WebSocket Connection
URL: wss://sau-api.sahl.ai/ws/summary
Authentication: Pass your bearer authentication token as an Authorization header when initiating the websocket:
const ws = new WebSocket("wss://sau-api.sahl.ai/ws/summary", [
"listen-protocol",
"<YOUR_TOKEN>",
])
Client Messages
1. start
Initiate the session and provide metadata.
ws.send(
JSON.stringify({
object: "start",
prompt_id: "xxx", // Please ask your account manager to provide,
})
)
2. audio_chunk
Stream audio chunks continuously as binary data (not JSON).
- Sent as raw binary frames (not base64)
- Each chunk should be ~10ms (recommended)
ws.send(
JSON.stringify({
object: "audio_chunk",
payload: "<AUDIO_CHUNK_HERE>",
seq_id: "<SEQUENCE ID>",
})
)
3. end_transcript
Tell the server to stop receiving audio and begin generating the summary.
ws.send(
JSON.stringify({
object: "end_transcript",
seq_id: "<SEQUENCE ID>",
})
)
Server Messages
1. encounter_created
Returns the created encounter ID.
{
"object": "encounter_created",
"encounter_id": "xxxxx-xxxxx-xxxxx"
}
2. ack
Acknowledges the receipt of an audio chunk.
{
"object": "ack",
"seq_id": "<SEQUENCE ID>"
}
3. transcript_completed
Acknowledges the completion of the transcript.
{
"object": "transcript_completed"
}
4. task_status
Returns the status of the summary generation task.
{
"object": "task_status",
"summary": "Generated Summary",
"error": null
}
5. codification_status
Returns the codification data for the summary. This feature needs to be enabled by your account manager.
{
"object": "codification_status",
"status": "SUCCESS",
"data": {
"diagnosis": {
"Principal Diagnosis": [],
"Supplementary": []
},
"procedures": { "orders": [] },
"allergies": { "allergies": [] },
"physical_examinations": { "physical_examinations": [] },
"medications": { "medications": [] }
},
"errorMsg": ""
}
Best Practices
- Send audio chunks of around 100ms duration for optimal performance.

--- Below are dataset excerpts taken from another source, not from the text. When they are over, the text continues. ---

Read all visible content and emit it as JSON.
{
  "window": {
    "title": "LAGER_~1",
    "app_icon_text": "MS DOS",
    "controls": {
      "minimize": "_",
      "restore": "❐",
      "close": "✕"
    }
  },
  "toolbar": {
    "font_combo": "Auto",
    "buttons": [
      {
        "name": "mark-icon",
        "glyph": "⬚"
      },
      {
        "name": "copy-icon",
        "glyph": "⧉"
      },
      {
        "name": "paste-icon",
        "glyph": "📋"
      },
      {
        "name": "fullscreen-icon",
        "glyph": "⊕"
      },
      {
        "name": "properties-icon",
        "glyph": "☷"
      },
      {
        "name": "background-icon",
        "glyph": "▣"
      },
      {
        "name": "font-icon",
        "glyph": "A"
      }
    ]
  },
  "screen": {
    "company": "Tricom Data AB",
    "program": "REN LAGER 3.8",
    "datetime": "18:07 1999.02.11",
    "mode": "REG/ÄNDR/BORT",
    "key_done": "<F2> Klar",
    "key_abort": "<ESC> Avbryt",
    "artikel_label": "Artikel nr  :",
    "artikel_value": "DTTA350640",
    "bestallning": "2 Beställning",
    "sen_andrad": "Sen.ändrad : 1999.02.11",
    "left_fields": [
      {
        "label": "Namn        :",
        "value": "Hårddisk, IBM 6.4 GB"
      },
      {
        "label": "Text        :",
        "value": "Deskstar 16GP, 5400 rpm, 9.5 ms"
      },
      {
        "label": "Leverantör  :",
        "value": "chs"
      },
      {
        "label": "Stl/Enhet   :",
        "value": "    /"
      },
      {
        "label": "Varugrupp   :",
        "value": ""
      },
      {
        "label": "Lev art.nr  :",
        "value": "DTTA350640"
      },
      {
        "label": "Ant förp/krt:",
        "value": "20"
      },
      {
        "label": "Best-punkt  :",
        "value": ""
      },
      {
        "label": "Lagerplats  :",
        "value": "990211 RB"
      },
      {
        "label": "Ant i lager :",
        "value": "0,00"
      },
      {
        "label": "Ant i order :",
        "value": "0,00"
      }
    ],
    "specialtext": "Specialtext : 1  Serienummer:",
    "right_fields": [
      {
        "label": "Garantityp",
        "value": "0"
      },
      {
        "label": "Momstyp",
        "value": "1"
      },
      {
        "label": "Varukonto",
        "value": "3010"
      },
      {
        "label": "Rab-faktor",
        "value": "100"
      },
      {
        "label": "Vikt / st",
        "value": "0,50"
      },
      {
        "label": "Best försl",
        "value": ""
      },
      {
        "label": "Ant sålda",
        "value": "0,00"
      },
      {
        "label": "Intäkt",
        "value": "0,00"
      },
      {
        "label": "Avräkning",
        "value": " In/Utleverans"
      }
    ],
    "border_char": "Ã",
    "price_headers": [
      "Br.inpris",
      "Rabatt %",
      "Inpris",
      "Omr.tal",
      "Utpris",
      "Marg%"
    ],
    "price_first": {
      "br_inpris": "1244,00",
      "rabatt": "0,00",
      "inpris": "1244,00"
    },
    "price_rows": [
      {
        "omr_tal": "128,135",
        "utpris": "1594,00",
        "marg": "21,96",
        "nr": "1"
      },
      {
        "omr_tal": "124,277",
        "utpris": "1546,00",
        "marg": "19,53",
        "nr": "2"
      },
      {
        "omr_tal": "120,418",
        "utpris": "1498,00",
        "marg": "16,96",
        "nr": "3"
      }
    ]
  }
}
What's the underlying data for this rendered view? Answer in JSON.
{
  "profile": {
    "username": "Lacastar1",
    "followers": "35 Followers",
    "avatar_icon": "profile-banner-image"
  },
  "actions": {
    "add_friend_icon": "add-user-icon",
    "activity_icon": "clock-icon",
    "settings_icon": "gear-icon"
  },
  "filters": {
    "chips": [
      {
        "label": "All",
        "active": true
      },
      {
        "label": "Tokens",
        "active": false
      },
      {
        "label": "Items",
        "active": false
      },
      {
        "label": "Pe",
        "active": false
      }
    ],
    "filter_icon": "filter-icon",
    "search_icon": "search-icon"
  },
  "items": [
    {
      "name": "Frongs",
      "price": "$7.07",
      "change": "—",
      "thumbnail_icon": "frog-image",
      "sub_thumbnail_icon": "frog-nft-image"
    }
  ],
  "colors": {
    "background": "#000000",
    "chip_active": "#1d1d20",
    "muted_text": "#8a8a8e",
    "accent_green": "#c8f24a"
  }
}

- Handle non-final transcript items by updating previously received items with the same ID.
- Sort final transcript items by
start_offset_ms
before further processing. - Implement error handling for potential WebSocket disconnections.
Error Handling
The WebSocket will close with an error message if there's a fatal error. Common errors include:
- Authentication failure
- Invalid audio format
- Timeout (no audio received for 10 seconds)
Implement appropriate error handling and reconnection logic in your client application.